Sulla visita del poeta a Carrara si sono date diverse versioni: quella vera, alla quale ci rifacciamo, fu fissata da Ettore Cozzani, allora giovane, sulle pagine de La Tribuna, uno dei giornali più noti del tempo. Anni ed anni dopo lo stesso Cozzani la rievocò su Aronte. Nel 1907 alle cave si preparava una «varata» eccezionale. Data l’importanza, non solo tecnica ma anche spettacolare, dell’evento, si pensò di invitare un grande scrittore perché ne traesse motivi di ispirazione. La scelta cadde su D’Annunzio. I versi su Carrara e le sue cave, scaturiti dalla circostanza, sono arcinoti: riportiamo la quartina, forse, meno ricordata:
Arce del marmo, in te rinvenni i segni
che t’impresse la forza dei Romani;
sculti al sommo adorai gli Iddii pagani;
e dissi: «O Roma nostra, ovunque regni!».
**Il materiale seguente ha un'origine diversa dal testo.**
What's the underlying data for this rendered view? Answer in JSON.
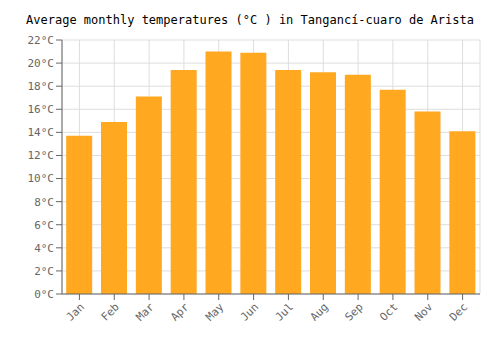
{
  "chart_data": {
    "type": "bar",
    "title": "Average monthly temperatures (°C ) in Tangancí-cuaro de Arista",
    "categories": [
      "Jan",
      "Feb",
      "Mar",
      "Apr",
      "May",
      "Jun",
      "Jul",
      "Aug",
      "Sep",
      "Oct",
      "Nov",
      "Dec"
    ],
    "values": [
      13.7,
      14.9,
      17.1,
      19.4,
      21.0,
      20.9,
      19.4,
      19.2,
      19.0,
      17.7,
      15.8,
      14.1
    ],
    "color": "#FFA820",
    "ylim": [
      0,
      22
    ],
    "yticks": [
      {
        "value": 0,
        "label": "0°C"
      },
      {
        "value": 2,
        "label": "2°C"
      },
      {
        "value": 4,
        "label": "4°C"
      },
      {
        "value": 6,
        "label": "6°C"
      },
      {
        "value": 8,
        "label": "8°C"
      },
      {
        "value": 10,
        "label": "10°C"
      },
      {
        "value": 12,
        "label": "12°C"
      },
      {
        "value": 14,
        "label": "14°C"
      },
      {
        "value": 16,
        "label": "16°C"
      },
      {
        "value": 18,
        "label": "18°C"
      },
      {
        "value": 20,
        "label": "20°C"
      },
      {
        "value": 22,
        "label": "22°C"
      }
    ],
    "grid": true
  }
}
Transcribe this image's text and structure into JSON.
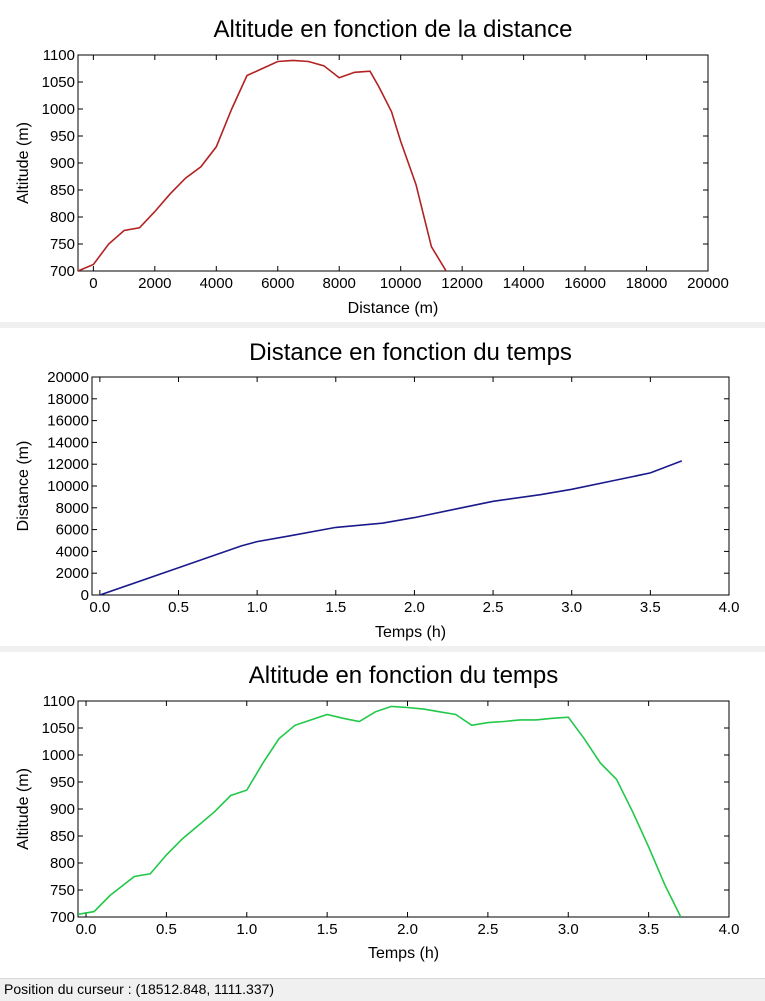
{
  "chart_data": [
    {
      "type": "line",
      "title": "Altitude en fonction de la distance",
      "xlabel": "Distance (m)",
      "ylabel": "Altitude (m)",
      "xlim": [
        -500,
        20000
      ],
      "ylim": [
        700,
        1100
      ],
      "xticks": [
        0,
        2000,
        4000,
        6000,
        8000,
        10000,
        12000,
        14000,
        16000,
        18000,
        20000
      ],
      "yticks": [
        700,
        750,
        800,
        850,
        900,
        950,
        1000,
        1050,
        1100
      ],
      "color": "#b22222",
      "series": [
        {
          "x": [
            -500,
            0,
            500,
            1000,
            1500,
            2000,
            2500,
            3000,
            3500,
            4000,
            4500,
            5000,
            5500,
            6000,
            6500,
            7000,
            7500,
            8000,
            8500,
            9000,
            9300,
            9700,
            10000,
            10500,
            11000,
            11500
          ],
          "y": [
            700,
            712,
            750,
            775,
            780,
            810,
            843,
            872,
            893,
            930,
            1000,
            1062,
            1075,
            1088,
            1090,
            1088,
            1080,
            1058,
            1068,
            1070,
            1040,
            995,
            940,
            860,
            745,
            698
          ]
        }
      ]
    },
    {
      "type": "line",
      "title": "Distance en fonction du temps",
      "xlabel": "Temps (h)",
      "ylabel": "Distance (m)",
      "xlim": [
        -0.05,
        4.0
      ],
      "ylim": [
        0,
        20000
      ],
      "xticks": [
        0.0,
        0.5,
        1.0,
        1.5,
        2.0,
        2.5,
        3.0,
        3.5,
        4.0
      ],
      "yticks": [
        0,
        2000,
        4000,
        6000,
        8000,
        10000,
        12000,
        14000,
        16000,
        18000,
        20000
      ],
      "color": "#1a1a8c",
      "series": [
        {
          "x": [
            0.0,
            0.5,
            0.9,
            1.0,
            1.2,
            1.5,
            1.8,
            2.0,
            2.3,
            2.5,
            2.8,
            3.0,
            3.3,
            3.5,
            3.7
          ],
          "y": [
            0,
            2500,
            4500,
            4900,
            5400,
            6200,
            6600,
            7100,
            8000,
            8600,
            9200,
            9700,
            10600,
            11200,
            12300
          ]
        }
      ]
    },
    {
      "type": "line",
      "title": "Altitude en fonction du temps",
      "xlabel": "Temps (h)",
      "ylabel": "Altitude (m)",
      "xlim": [
        -0.05,
        4.0
      ],
      "ylim": [
        700,
        1100
      ],
      "xticks": [
        0.0,
        0.5,
        1.0,
        1.5,
        2.0,
        2.5,
        3.0,
        3.5,
        4.0
      ],
      "yticks": [
        700,
        750,
        800,
        850,
        900,
        950,
        1000,
        1050,
        1100
      ],
      "color": "#22c84a",
      "series": [
        {
          "x": [
            -0.05,
            0.05,
            0.15,
            0.3,
            0.4,
            0.5,
            0.6,
            0.7,
            0.8,
            0.9,
            1.0,
            1.1,
            1.2,
            1.3,
            1.4,
            1.5,
            1.6,
            1.7,
            1.8,
            1.9,
            2.0,
            2.1,
            2.2,
            2.3,
            2.4,
            2.5,
            2.6,
            2.7,
            2.8,
            2.9,
            3.0,
            3.1,
            3.2,
            3.3,
            3.4,
            3.5,
            3.6,
            3.7
          ],
          "y": [
            705,
            710,
            740,
            775,
            780,
            815,
            845,
            870,
            895,
            925,
            935,
            985,
            1030,
            1055,
            1065,
            1075,
            1068,
            1062,
            1080,
            1090,
            1088,
            1085,
            1080,
            1075,
            1055,
            1060,
            1062,
            1065,
            1065,
            1068,
            1070,
            1030,
            985,
            955,
            895,
            830,
            760,
            700
          ]
        }
      ]
    }
  ],
  "status": {
    "text": "Position du curseur : (18512.848, 1111.337)"
  }
}
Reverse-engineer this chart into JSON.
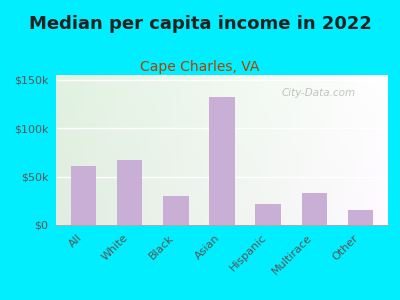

Di Carrara D’Annunzio trova modo di parlare anche nell’opera teatrale «Gioconda», facendo recitare ad un personaggio il brano che segue:
«... omissis... La sua bellezza vive in tutti i marmi. Questo sentii, con un’ansietà fatta di rammarico e di fervore, un giorno a Carrara, mentre ella m’era accanto e guardavamo discendere dall’alpe quei grandi buoi aggiogati che trascinavano già le carra dei marmi. Un aspetto della sua perfezione era chiuso per me in ciascuno di quei massi informi. Mi pareva che si partissero dai lei, verso il minerale bruto, mille faville animatrici come da una torcia scossa. Dovevamo scegliere un blocco. Ricordo: era una giornata serena. I marmi deposti risplendevano al sole come le nevi eterne. Udivamo di tratto in tratto il rombo delle mine che squarciavano le viscere alla montagna taciturna. Non dimenticherei quell’ora, anche se morissi un’altra volta... omissis...».